I wrote a section about this idea in What is the meaning of life? The basic idea is that we have to do the hard thing, when it is the right thing to do, and this gives our lives meaning. Happiness may come as a by-product, or it may not.
If we pursue happiness as the main goal in our lives, then it would be reasonable to pursue after short-term pleasure (through drugs and computer games).
😄 8. Tell the truth – or, at least, don’t lie
Quite a straightforward idea. The only way to pursue meaning is don't lie to ourselves. The more we lie, the more we corrupt our intuitions that will guide us to what we really want in life.
The more you lie, the more you corrupt your perceptions/intuitions, the more you can't rely on yourself. And if you can't rely on youself, then, well, good luck to you.
💡 9. Assume that the person you are listening to might know something you don’t
“So, listen, to yourself and to those with whom you are speaking. Your wisdom then consists not of the knowledge you already have, but the continual search for knowledge, which is the highest form of wisdom.”
It's less of giving others respect (although it is that), but it's more of acknowledging our own ignorance.
Decide on whether or not what you know or what you don't know is more important. If life is perfect, then what you know is probably sufficient. If life can be better, then pay attention to things you don't know. Talk to people, walk away from each conversation having learned something new. But beware:
“Not all talking is thinking. Nor does all listening foster transformation. There are other motives for both, some of which produce much less valuable, counterproductive, and even dangerous outcomes.”
💬 10. Be precise in your speech
“Be precise in your speech. Speech can give structure and re-establish order.”
If you specify the thing that you want to get, you increase the probability that it will occur. You don't get the thing you don't aim at. You might get the thing that you aim at.
If we aim at something, we will subconsciously walk in that direction. The world will seem to open itself up to you, and your path to that goal will be clearer and clearer.
🛹 11. Do not bother children when they are skate-boarding
“The fundamental moral question is not how to shelter children completely from misadventure and failure, so they never experience any fear or pain, but how to maximize their learning so that useful knowledge may be gained with minimal cost.”

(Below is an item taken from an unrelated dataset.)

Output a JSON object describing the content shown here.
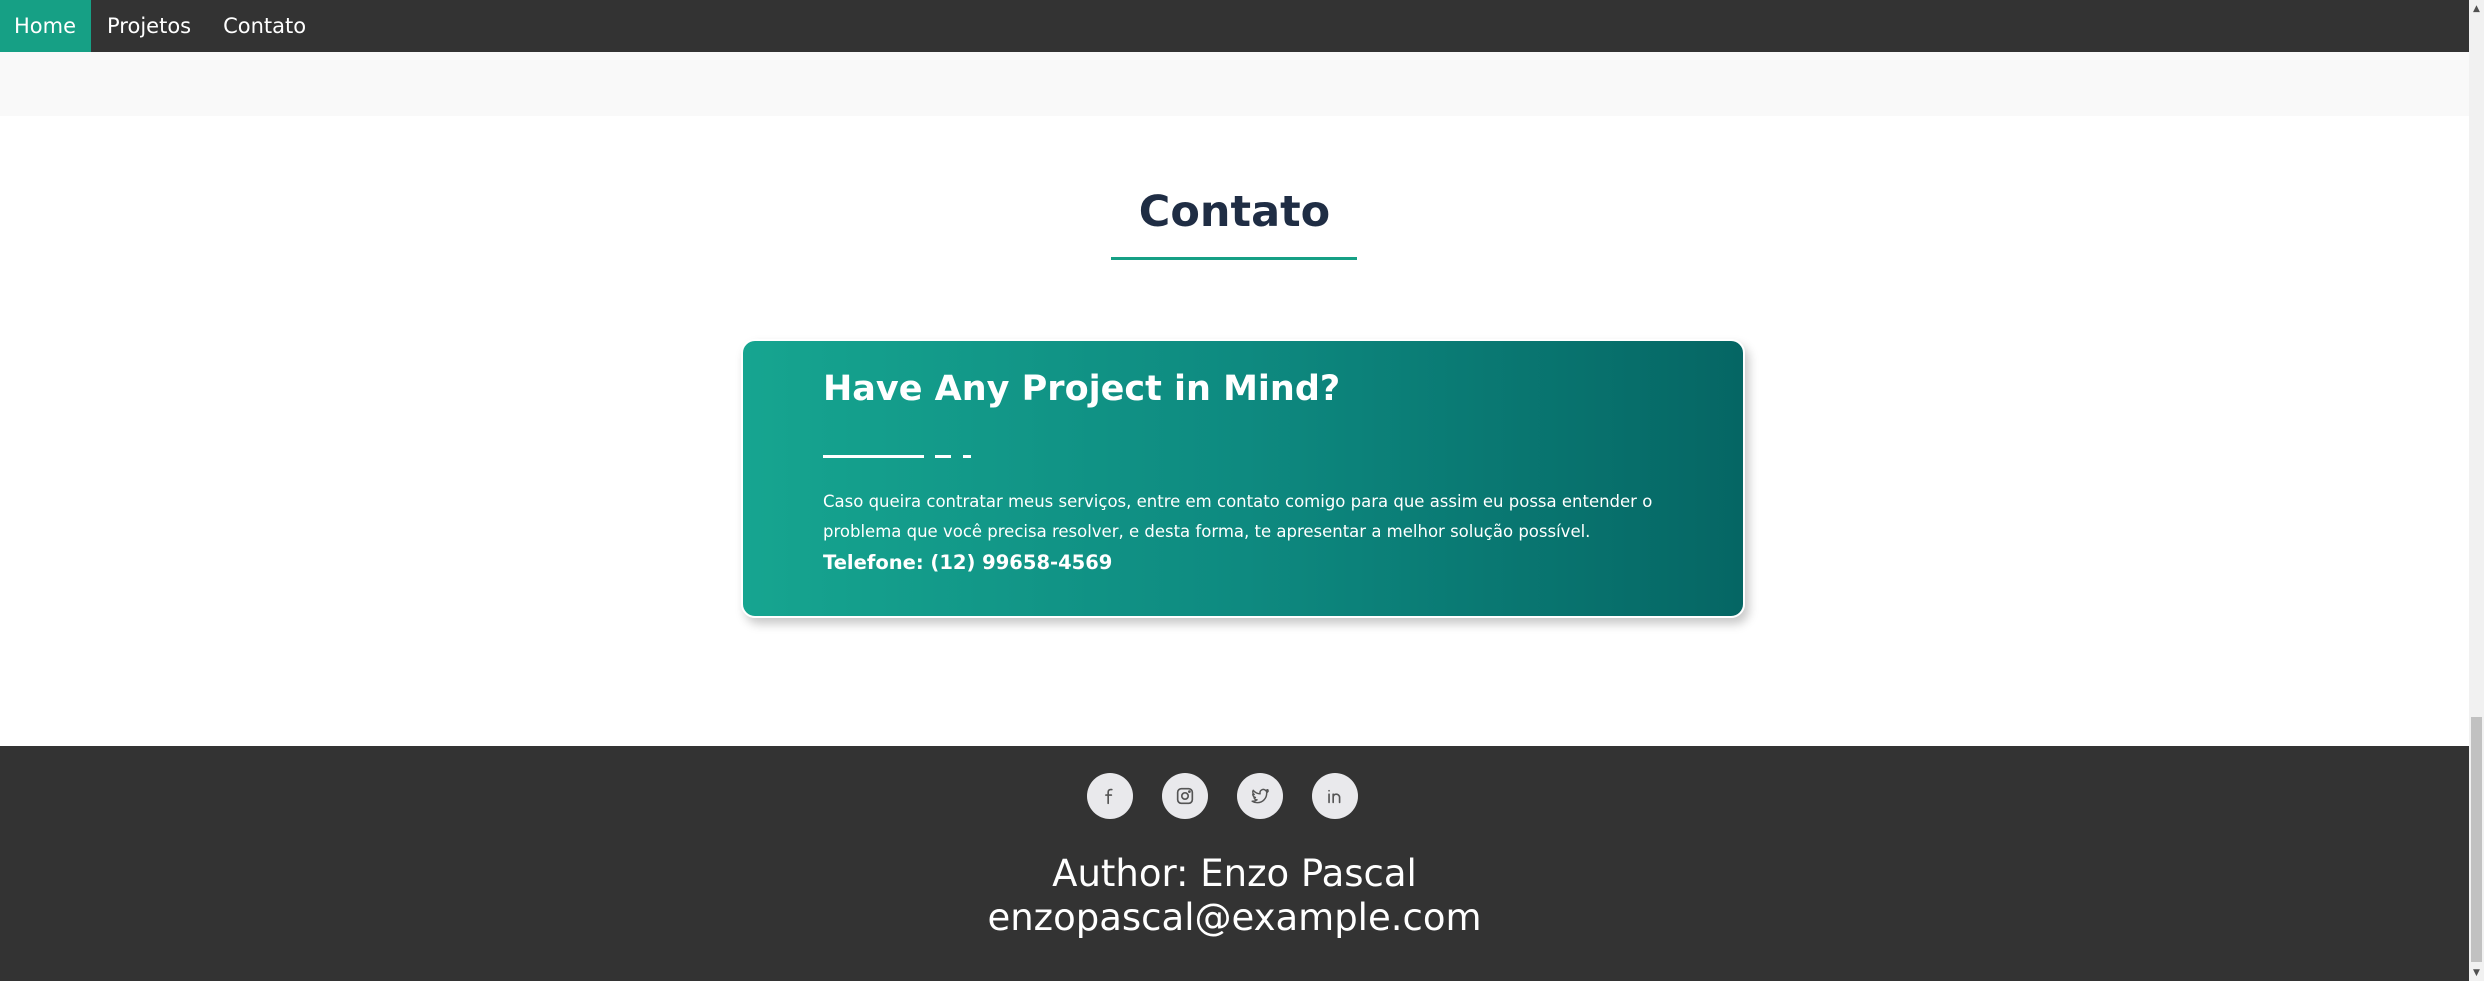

Children have child-sized problems, which are still psychologically significant, but the actual objective risks are still lower than adult-sized problems.
To interfere with a child who is skateboarding, is to discourage them from willingly expose themselves to risks that they need to expose themselves to, in order to develop the competence that they need to thrive in a world that they cannot be sheltered from.
Interfering is not love or empathy, it's cowardice. Of course, try to set things up so that the risks are not potentially life-threatening. But let your children take the necessary risks wherever possible. Do not do anything for them that they can do for themselves.
🐈 12. Pet a cat when you encounter one on the street
“If you pay careful attention, even on a bad day, you may be fortunate enough to be confronted with small opportunities of just that sort. Maybe you will see a little girl dancing on the street because she is all dressed up in a ballet costume. Maybe you will have a particularly good cup of coffee in a cafe that cares about their customers. Maybe you can steal ten or twenty minutes to do some ridiculous thing that distracts you or reminds you that you can laugh at the absurdity of existence.”
This rule is a meditation on fragility. It's a rule for you to do, when you don't know what to do.
When the world flips upside down, the way to cope is to shorten the time frame to the longest unit of time that you can tolerate (it may be months, days, or even hours when things are really bad). And also appreciate the little things that appears in our lives that allows itself to be appreciated.